To protect my fragile state of mind from the daily crazy reports coming out of Washington, I have been reading like a maniac. I started with the Megyn Kelly book, Settle for More. She held my interest for awhile talking about her debate run-in with then Republican candidate Trump. Soon, however, I found her adulation of Fox News and herself a bit tedious. But I finally waded through it and afterwards picked up Colson Whitehead’s The Underground Railroad. It was a real page turner but I admit there were parts I wish I could unread. Honestly, man’s inhumanity to man. I must say parts of the book made me ashamed to be white.

Moving right along, I ended the week with Flight Behavior by Barbara Kingsolver. I loved the book. It combined my Appalachian upbringing with my love of environmental justice. Written in 2012, it is a real insight into the thinking of rural American — a must read in my opinion.

When I resort to book reports, there is not much garden news to report.

I heard something on Science Friday last week that, I swear, you could never make up. Frogs, it seems, have sticky tongues. Therefore, when they snap that tongue at an unsuspecting bug it gets stuck. Scientists began wondering how the bug became unstuck, so the frog could swallow it. In series of slow-motion X-rays they discovered that the frog closed its eyes and rotated the eyeballs to push the bug from the tongue. I told Violet and her teenage girlfriends that story. If only I had captured their expressions in a photograph. Priceless.

It is impossible to keep up with Trump world, nor do I wish to. I read a small publication called the Hightower Lowdown. This month’s subject was “the state of the plate,” sustaining the push to a healthy, humane and human-scale food system. Farm policy has not come up in a Presidential debate for 16 years. This past election focused on hard-hit working class families, veterans, coal miners and out-of-work factory workers, but not farm workers, ranchers, fishermen or seafood workers. One would think food production would be as important as any other subject. Purchasing food has nonetheless become a political act that takes into account cultural, ethical environmental and community values.

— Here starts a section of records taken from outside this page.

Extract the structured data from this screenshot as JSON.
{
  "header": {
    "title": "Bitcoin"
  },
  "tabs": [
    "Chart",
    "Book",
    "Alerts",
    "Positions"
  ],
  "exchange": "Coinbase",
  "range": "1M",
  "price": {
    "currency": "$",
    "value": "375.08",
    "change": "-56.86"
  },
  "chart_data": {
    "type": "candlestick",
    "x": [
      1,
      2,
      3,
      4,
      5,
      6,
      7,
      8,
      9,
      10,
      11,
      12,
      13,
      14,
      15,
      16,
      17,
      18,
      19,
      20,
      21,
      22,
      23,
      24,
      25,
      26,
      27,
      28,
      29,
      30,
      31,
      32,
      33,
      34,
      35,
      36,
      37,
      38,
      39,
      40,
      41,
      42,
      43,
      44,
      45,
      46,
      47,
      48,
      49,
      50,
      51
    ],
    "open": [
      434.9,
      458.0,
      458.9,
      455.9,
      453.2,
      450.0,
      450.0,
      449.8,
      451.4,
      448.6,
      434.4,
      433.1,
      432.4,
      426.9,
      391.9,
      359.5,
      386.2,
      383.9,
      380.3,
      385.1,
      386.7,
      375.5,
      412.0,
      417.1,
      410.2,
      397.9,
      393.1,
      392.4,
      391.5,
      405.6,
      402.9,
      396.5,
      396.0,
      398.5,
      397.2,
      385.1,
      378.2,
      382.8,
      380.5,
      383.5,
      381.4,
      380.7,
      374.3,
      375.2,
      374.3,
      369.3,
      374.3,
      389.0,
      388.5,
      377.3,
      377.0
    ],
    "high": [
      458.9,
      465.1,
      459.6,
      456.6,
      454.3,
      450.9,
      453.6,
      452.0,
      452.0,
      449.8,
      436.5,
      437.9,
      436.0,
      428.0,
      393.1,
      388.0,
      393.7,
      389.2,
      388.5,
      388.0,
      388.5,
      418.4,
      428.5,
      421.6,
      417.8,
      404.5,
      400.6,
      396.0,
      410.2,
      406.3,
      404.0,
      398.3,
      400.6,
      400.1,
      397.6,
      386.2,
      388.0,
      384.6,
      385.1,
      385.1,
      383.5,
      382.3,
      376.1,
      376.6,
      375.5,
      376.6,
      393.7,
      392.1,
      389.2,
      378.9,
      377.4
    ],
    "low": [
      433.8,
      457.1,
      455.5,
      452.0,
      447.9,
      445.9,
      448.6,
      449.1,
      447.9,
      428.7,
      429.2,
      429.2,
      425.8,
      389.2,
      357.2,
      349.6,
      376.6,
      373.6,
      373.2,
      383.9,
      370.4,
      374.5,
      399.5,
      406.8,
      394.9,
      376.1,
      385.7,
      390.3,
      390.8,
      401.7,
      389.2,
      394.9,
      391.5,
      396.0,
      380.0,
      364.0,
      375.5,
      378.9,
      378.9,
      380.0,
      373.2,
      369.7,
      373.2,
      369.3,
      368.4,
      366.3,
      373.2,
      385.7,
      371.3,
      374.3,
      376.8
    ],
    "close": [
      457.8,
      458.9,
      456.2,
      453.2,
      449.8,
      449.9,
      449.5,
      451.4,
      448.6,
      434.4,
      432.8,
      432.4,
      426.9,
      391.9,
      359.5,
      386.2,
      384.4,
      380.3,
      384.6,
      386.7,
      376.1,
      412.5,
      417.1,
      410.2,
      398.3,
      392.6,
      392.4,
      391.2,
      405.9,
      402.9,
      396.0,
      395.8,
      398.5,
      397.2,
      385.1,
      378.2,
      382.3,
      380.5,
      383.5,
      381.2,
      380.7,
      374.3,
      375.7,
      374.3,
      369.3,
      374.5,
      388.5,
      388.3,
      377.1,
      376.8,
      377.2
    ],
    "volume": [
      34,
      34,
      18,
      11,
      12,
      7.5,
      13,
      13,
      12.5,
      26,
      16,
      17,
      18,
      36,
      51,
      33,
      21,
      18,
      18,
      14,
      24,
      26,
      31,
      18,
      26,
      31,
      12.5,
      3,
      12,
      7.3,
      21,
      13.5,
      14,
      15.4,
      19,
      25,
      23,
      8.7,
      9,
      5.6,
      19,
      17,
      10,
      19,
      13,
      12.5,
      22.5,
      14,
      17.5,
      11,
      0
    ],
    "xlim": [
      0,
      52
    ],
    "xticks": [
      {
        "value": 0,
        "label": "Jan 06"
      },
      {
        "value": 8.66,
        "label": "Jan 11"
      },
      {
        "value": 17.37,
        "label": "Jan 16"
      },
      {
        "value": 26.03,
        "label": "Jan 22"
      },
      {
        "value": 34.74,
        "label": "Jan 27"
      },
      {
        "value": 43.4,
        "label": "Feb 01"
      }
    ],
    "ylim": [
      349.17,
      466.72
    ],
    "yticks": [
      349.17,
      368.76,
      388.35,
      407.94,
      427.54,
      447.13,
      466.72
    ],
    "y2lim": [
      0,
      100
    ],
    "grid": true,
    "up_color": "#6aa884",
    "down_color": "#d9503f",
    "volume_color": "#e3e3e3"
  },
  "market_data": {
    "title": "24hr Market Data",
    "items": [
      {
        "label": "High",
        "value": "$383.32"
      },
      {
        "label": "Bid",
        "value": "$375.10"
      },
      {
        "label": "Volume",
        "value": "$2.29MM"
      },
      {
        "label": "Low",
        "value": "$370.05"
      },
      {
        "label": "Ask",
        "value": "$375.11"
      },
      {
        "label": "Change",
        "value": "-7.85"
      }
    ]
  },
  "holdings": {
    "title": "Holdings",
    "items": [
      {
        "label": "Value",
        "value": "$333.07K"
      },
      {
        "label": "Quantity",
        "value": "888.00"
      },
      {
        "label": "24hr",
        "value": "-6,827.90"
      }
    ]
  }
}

In March, a national survey in Consumer Reports showed that 91 per cent of respondents support local farms, 89 per cent want reduction of pesticides in food, 88 per cent want the environment protected from chemicals, and 84 per cent believe that better living conditions need to be provided for farm animals. I’ve mentioned many times that one of our most important political acts is an awareness of the origins of our food. There are so few things left these days over which we have any control.